Angesichts der mittlerweile schwer zu überblickenden Flut an Studien mit völkerrechtshistorischer Thematik ist ein Gesamtdarstellungsversuch der Geschichte des Völkerrechts in Form eines Handbuches durchaus begrüßenswert. Ähnlich anderer vor kurzem erschienener Oxforder Handbücher zu wichtigen historischen Themenkomplexen bietet dieses 1.228 Seiten umfassende Werk keinen Einstieg in den Gegenstand der Völkerrechtsgeschichte.1 Es ist auch weniger als ein Nachschlagewerk für das wissenschaftliche Arbeiten in der Form einer Sammlung grundlagenforschungsähnlicher Erkenntnisse konzipiert. Vielmehr soll es Pionierarbeit in einer Richtung leisten: Erklärtes Hauptziel der beiden Herausgeber ist, mit diesem Handbuch die Weichen zu stellen, um das dominante eurozentrische Geschichtsnarrativ über das Völkerrecht als ein Produkt des „Westens“ bzw. als eine Teilgeschichte der großen Geschichte der westlichen Zivilisation – so einst Lassa Oppenheim – zu überwinden.2 Damit ist das Werk neuen Entwicklungstrends in den Geschichtswissenschaften verpflichtet, vor allem jenem der Globalgeschichte.

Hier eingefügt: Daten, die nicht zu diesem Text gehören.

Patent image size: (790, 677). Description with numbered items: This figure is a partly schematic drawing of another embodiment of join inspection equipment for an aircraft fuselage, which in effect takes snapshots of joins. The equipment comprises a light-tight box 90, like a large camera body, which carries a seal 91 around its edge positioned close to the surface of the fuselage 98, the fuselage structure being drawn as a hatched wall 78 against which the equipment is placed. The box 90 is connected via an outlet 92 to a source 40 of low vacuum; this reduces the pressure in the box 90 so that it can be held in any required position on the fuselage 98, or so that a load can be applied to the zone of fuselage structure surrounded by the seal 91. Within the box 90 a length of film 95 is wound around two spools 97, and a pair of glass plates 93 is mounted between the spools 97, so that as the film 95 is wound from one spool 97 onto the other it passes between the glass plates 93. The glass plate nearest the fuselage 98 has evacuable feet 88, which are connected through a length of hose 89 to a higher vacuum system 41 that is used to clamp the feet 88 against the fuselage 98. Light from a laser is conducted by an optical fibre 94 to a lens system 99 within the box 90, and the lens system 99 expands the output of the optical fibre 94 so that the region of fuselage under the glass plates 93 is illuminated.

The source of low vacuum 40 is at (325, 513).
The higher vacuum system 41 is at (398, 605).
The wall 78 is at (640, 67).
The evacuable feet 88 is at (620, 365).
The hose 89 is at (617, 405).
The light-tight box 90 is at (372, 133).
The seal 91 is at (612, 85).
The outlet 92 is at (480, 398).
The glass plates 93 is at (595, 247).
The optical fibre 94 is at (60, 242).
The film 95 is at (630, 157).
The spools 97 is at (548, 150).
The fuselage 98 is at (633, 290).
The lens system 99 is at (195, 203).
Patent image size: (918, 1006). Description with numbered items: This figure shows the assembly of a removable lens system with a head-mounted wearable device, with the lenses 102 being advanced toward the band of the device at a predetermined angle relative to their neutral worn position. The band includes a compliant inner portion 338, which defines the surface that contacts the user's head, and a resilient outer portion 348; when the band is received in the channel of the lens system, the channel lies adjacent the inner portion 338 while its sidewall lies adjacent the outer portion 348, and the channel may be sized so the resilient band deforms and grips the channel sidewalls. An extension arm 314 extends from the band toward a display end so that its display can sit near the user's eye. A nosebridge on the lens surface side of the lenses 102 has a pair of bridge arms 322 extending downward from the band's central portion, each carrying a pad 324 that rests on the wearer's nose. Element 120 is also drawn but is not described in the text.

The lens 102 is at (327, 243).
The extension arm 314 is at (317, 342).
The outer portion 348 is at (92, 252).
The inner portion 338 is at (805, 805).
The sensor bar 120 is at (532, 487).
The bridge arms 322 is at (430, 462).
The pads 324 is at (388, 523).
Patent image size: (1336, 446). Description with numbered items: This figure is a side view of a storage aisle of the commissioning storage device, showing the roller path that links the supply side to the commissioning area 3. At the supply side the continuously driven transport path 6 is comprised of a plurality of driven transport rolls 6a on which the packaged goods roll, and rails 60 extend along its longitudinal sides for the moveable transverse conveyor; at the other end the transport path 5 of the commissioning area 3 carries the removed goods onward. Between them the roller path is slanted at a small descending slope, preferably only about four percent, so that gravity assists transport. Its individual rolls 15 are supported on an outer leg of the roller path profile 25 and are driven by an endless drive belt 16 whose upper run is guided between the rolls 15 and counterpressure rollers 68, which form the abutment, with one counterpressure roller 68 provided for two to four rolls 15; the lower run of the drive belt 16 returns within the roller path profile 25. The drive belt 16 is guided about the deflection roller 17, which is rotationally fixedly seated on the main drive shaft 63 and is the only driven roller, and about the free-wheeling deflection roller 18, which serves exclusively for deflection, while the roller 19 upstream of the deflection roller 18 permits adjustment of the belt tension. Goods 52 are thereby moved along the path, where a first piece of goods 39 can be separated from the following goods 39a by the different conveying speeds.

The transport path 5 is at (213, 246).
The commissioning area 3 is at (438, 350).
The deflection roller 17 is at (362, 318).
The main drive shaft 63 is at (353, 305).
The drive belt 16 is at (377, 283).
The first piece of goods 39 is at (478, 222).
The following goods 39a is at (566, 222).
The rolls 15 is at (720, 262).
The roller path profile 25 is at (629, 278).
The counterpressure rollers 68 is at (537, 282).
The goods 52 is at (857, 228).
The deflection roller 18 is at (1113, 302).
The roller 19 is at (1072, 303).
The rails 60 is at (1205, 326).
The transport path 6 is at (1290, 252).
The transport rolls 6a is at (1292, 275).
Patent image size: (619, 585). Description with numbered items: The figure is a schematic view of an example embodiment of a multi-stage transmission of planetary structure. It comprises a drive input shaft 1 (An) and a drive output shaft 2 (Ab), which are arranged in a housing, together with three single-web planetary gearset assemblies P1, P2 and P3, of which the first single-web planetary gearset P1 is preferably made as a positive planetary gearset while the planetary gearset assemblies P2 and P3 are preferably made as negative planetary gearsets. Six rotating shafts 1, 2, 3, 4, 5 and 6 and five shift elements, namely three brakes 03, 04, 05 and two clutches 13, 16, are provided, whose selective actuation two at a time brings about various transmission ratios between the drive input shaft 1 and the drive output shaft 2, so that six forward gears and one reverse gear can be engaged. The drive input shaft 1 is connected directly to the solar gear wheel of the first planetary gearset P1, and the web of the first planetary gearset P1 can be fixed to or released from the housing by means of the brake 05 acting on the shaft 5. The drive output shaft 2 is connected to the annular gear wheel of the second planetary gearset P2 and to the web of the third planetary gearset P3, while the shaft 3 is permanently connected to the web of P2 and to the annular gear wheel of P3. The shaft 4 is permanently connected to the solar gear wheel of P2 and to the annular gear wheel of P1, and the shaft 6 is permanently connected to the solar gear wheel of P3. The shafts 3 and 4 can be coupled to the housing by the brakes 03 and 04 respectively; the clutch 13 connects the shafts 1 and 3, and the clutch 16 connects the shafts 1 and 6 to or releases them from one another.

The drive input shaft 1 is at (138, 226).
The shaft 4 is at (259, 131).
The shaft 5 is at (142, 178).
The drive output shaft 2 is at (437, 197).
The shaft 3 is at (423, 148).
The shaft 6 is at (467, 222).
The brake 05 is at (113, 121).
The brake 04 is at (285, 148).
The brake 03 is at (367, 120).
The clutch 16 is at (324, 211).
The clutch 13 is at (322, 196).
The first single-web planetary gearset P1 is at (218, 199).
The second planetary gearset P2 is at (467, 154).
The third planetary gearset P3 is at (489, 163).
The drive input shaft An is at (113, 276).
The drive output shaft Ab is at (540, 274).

Der Großteil der 63 Autoren besteht aus renommierten Rechtswissenschaftlern und Historikern, die vorwiegend in der deutschsprachigen und angelsächsischen Forschungsgemeinschaft zu verorten sind. Entsprechend dem Anspruch der Herausgeber, den völkerrechtshistorischen Forschungsstand eurozentrischer Ausrichtung um eine globalhistorische Perspektive zu erweitern, kommen im Handbuch auch mehrere Experten aus Asien, Lateinamerika und Afrika zu Wort. Die Annäherung an die historische Entwicklung des Völkerrechts findet in sechs Teilen und unter Anwendung von fünf verschiedenen Zugängen statt: einem völkerrechtstheoretischen, einem ideengeschichtlichen, einem geographisch-regionalen, einem methodologisch-historiographischen und einem akteurspezifisch-prosopographischen. In den Teilen I, II und IV kommen mehr als einer der genannten Zugriffe gleichzeitig zum Einsatz.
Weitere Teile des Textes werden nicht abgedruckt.